I second (third?) Charlie and Remi’s comments. SwitchPoint per method has 
worked very nicely to reduce the amount of code invalidated by meta-programming 
shenanigans. You could go further and try for a class-and-method switch point, 
but that makes it harder to eliminate class checks or use CHA.

The downside of all this kind of thing is that when stuff is invalidated it’s 
often fairly heavy weight, so it’s worth putting some thought into designing 
things to minimise the amount of code which will be invalidated when you flip a 
SwitchPoint and only invalidating things that really need it (that’s where a 
switch point per method often pays off).

Duncan.

From: mlvm-dev 
<mlvm-dev-boun...@openjdk.java.net<mailto:mlvm-dev-boun...@openjdk.java.net>> 
on behalf of Charles Oliver Nutter 
<head...@headius.com<mailto:head...@headius.com>>
Reply-To: Da Vinci Machine Project 
<mlvm-dev@openjdk.java.net<mailto:mlvm-dev@openjdk.java.net>>
Date: Wednesday, 5 October 2016 at 15:00
To: Da Vinci Machine Project 
<mlvm-dev@openjdk.java.net<mailto:mlvm-dev@openjdk.java.net>>
Subject: EXT: Re: series of switchpoints or better

Hi Jochen!

On Wed, Oct 5, 2016 at 7:37 AM, Jochen Theodorou 
<blackd...@gmx.org<mailto:blackd...@gmx.org>> wrote:
If the meta class for A is changed, all handles operating on instances of A may 
have to reselect. the handles for B and Object need not to be affected. If the 
meta class for Object changes, I need to invalidate all the handles for A, B 
and Object.

This is exactly how JRuby's type-modification guards work. We've used this 
technique since our first implementation of indy call sites.

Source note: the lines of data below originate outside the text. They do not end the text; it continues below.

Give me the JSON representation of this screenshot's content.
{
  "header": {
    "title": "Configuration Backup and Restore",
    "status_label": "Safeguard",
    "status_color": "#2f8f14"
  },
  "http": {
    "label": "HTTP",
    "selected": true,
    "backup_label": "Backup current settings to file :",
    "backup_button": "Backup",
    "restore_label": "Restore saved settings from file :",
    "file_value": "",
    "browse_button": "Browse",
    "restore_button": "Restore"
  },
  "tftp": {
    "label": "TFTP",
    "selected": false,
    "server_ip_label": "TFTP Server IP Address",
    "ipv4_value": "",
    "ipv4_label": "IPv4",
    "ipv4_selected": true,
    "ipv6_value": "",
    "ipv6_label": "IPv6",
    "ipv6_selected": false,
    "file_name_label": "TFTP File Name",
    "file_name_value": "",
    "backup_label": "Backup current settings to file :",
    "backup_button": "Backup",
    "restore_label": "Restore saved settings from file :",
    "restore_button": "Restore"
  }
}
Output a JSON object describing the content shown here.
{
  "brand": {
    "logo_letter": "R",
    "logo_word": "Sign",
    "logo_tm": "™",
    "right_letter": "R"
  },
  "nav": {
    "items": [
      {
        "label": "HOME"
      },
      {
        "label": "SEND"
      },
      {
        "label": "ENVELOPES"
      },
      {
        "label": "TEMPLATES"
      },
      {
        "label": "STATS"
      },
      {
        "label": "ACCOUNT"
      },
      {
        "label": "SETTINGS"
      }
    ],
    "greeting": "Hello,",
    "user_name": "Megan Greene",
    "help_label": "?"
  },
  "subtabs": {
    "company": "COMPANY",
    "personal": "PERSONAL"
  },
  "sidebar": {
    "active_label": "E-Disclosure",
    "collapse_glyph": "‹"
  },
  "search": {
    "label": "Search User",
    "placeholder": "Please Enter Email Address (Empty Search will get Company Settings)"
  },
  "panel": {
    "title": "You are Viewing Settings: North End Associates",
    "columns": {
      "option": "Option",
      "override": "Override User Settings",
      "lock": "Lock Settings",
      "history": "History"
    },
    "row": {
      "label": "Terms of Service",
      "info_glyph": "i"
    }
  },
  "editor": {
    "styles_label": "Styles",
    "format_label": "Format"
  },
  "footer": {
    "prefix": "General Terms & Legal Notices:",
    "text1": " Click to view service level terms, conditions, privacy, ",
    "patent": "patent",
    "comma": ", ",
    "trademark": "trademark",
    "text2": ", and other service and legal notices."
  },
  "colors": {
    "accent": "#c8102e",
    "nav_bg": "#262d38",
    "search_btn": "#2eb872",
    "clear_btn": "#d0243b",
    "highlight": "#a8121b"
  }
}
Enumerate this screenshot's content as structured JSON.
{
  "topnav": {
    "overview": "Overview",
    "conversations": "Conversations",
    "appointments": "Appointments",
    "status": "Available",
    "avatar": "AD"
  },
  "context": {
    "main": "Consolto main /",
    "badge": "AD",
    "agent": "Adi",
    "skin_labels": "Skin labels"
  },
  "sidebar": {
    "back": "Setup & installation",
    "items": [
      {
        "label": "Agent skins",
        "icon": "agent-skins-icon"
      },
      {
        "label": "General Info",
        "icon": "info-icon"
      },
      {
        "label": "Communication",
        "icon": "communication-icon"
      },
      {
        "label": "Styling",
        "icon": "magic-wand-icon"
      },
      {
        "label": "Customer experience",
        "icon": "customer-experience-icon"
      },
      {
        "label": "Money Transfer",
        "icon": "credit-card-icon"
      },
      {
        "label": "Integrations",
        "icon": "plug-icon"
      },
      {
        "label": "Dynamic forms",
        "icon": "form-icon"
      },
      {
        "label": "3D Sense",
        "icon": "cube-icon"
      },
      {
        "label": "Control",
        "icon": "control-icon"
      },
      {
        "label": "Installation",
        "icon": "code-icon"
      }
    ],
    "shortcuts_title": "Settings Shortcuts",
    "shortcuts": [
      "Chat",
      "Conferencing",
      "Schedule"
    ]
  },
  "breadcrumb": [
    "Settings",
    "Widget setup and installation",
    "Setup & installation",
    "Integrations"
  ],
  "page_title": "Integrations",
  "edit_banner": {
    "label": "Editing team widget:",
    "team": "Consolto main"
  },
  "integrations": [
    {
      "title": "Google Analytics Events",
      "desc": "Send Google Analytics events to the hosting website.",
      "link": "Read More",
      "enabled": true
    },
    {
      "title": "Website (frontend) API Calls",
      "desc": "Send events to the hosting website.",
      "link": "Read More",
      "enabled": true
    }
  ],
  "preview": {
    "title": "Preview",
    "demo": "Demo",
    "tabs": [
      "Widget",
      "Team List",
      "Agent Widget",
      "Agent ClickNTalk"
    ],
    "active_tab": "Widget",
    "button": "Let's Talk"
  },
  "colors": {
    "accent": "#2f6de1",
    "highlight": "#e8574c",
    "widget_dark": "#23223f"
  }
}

Doing this with switchpoints means probably one switchpoint per metaclass and a 
small number of meta classes per class (in total 3 in my example). This would 
mean my MethodHandle would have to get through a bunch of switchpoints, before 
it can do the actual method invocation. And while switchpoints might be fast it 
does not sound good to me.

>From what I've seen, it's fine as far as hot performance. Adding complexity to 
>your handle chains likely impacts cold perf, of course.

Can you elaborate on the structure? JRuby has 6-deep (configurable) polymorphic 
caching, with each entry being a GWT (to check type) and a SP (to check 
modification) before hitting the plumbing for the method itself.

I will say that using SwitchPoints is FAR better than our alternative 
mechanism: pinging the (meta)class each time and checking a serial number.

Or I can do one switchpoint for all methodhandles in the system, which makes me 
wonder if after a meta class change the callsite ever gets Jitted again. The 
later performance penalty is actually also not very attractive to me.

We have fought to keep the JIT from giving up on us, and I believe that as of 
today you can invalidate call sites forever and the JIT will still recompile 
them (within memory, code cache, and other limits of course).

However, you'll be invalidating every call site for every modification. If the 
system eventually settles, that's fine. If it doesn't, you're going to be stuck 
with cold call site performance most of the time.

So what is the way to go here? Or is there an even better way?

I strongly recommend the switchpoint-per-class granularity (or finer, like 
switchpoint-per-class-and-method-name, which I am playing with now).